Sono stati proprio i due ex leader – ma tutt’altro che ritirati – a siglare due anni fa alla Casa Bianca gli “Accordi di Abramo”: l’ennesimo “piano finale” per Gaza e la West Bank, con la sostanziale annessione dei territori allo Stato ebraico, in cambio di garanzie politiche e sostanziosi aiuti economici alle comunità palestinesi.

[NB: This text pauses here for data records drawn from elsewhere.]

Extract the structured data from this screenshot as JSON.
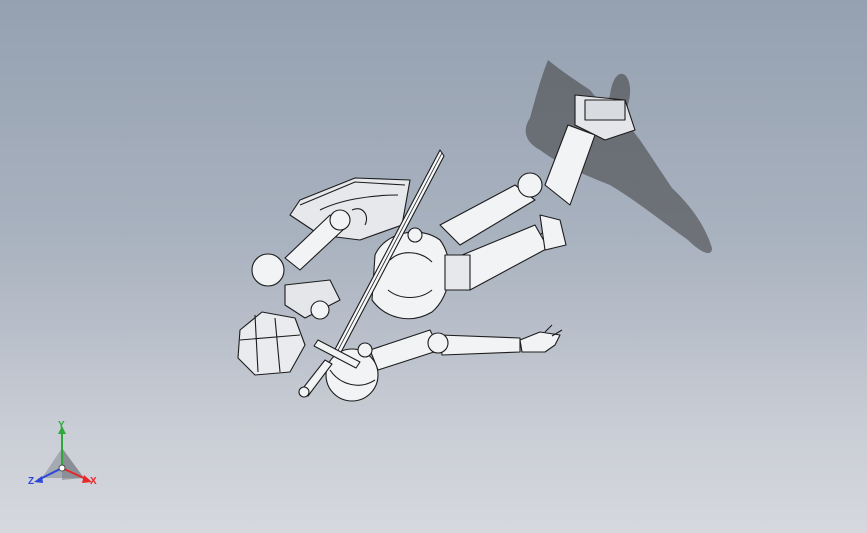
{
  "viewport": {
    "background_top": "#95a1b1",
    "background_bottom": "#d6d8de",
    "model_fill": "#f2f3f5",
    "model_edge": "#1c1c1c",
    "shadow_color": "#3e3e3e"
  },
  "triad": {
    "x_label": "X",
    "y_label": "Y",
    "z_label": "Z",
    "x_color": "#e8272b",
    "y_color": "#2ea83a",
    "z_color": "#2b46d8"
  }
}
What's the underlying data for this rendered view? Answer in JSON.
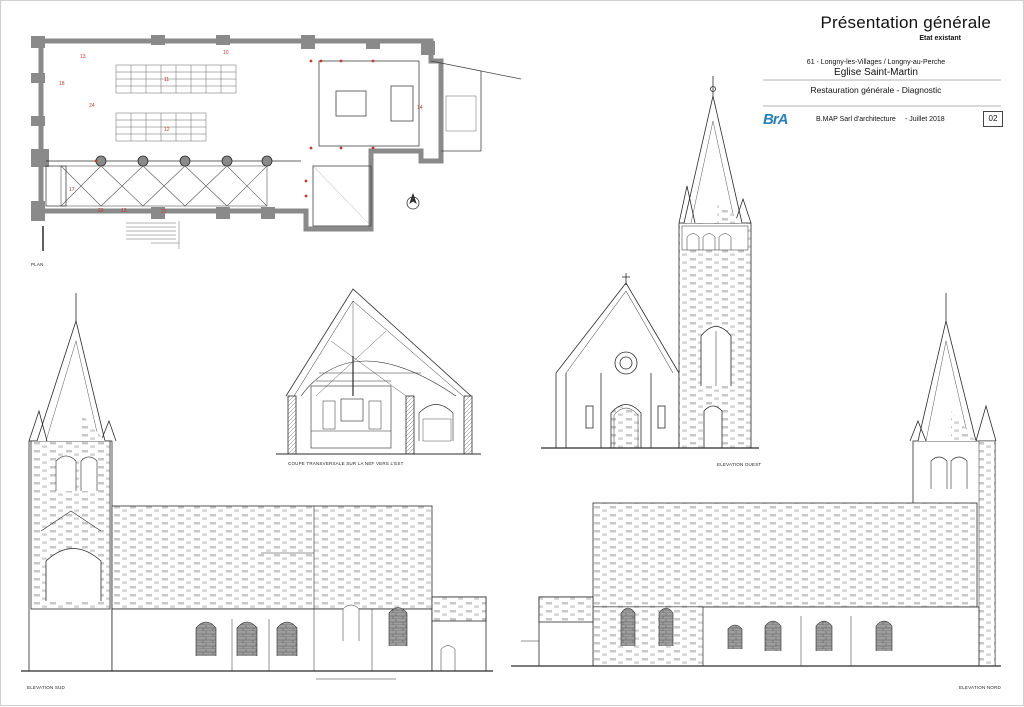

Le quali, naturalmente, hanno subito respinto la prospettiva: che tuttavia aveva raccolto la non opposizione dei Paesi della penisola arabica (oggi tuttavia meno caldi verso gli Usa rispetto all’era-Trump).

Biden ha finora tenuto in congelatore il “piano Trump” (e il precedente riconoscimento Usa dello spostamento della capitale a Gerusalemme): complici il Covid, la fine dell’ “era Netanyahu” e l’avvento problematico di Bennett (un finanziere ebreo-americano, dissidente di centrodestra di “King Bibi”). Ma i due mesi di “neutralismo passivo” fra Israele e Usa sul fronte ucraino sono stati ben diversi da quelli di “neutralismo attivo” reciproco  fra Bennett e Putin (non da ultimo: benché i rischi energetici siano ogni giorno più elevati per l’Europa, Israele ed Egitto non hanno per ora calato sul tavolo la carta del gasdotto EastMed-Poseidon, alternativo a Nord Stream). È stato dunque così che Biden ha preso l’iniziativa con uno scambio forzante: il pressing su Gerusalemme perché sedesse fra i 43 Paesi della “coalizione Nato allargata” convocati da Washington in Germania; e il preannuncio di un viaggio di Biden in Israele in tempi brevi.

Nessuno può stupirsi se – “ad horas” – Putin abbia voluto chiudere “l’incidente Lavrov”: cioè ribadire che il “primo amico” di Israele, in questo drammatico inizio di 2022, resta lui. Bennett, nel frattempo, si ritrova ora in tasca due legittimazioni a doppio taglio: che possono lanciare Israele nel ruolo (non inatteso) di hub di nuovi equilibri globali, fra Yalta e Bretton Woods; oppure scaricare sul Paese – che ha appena compiuto 74 anni – una parte delle enormi tensioni accumulate sul pianeta dal 24 febbraio in poi.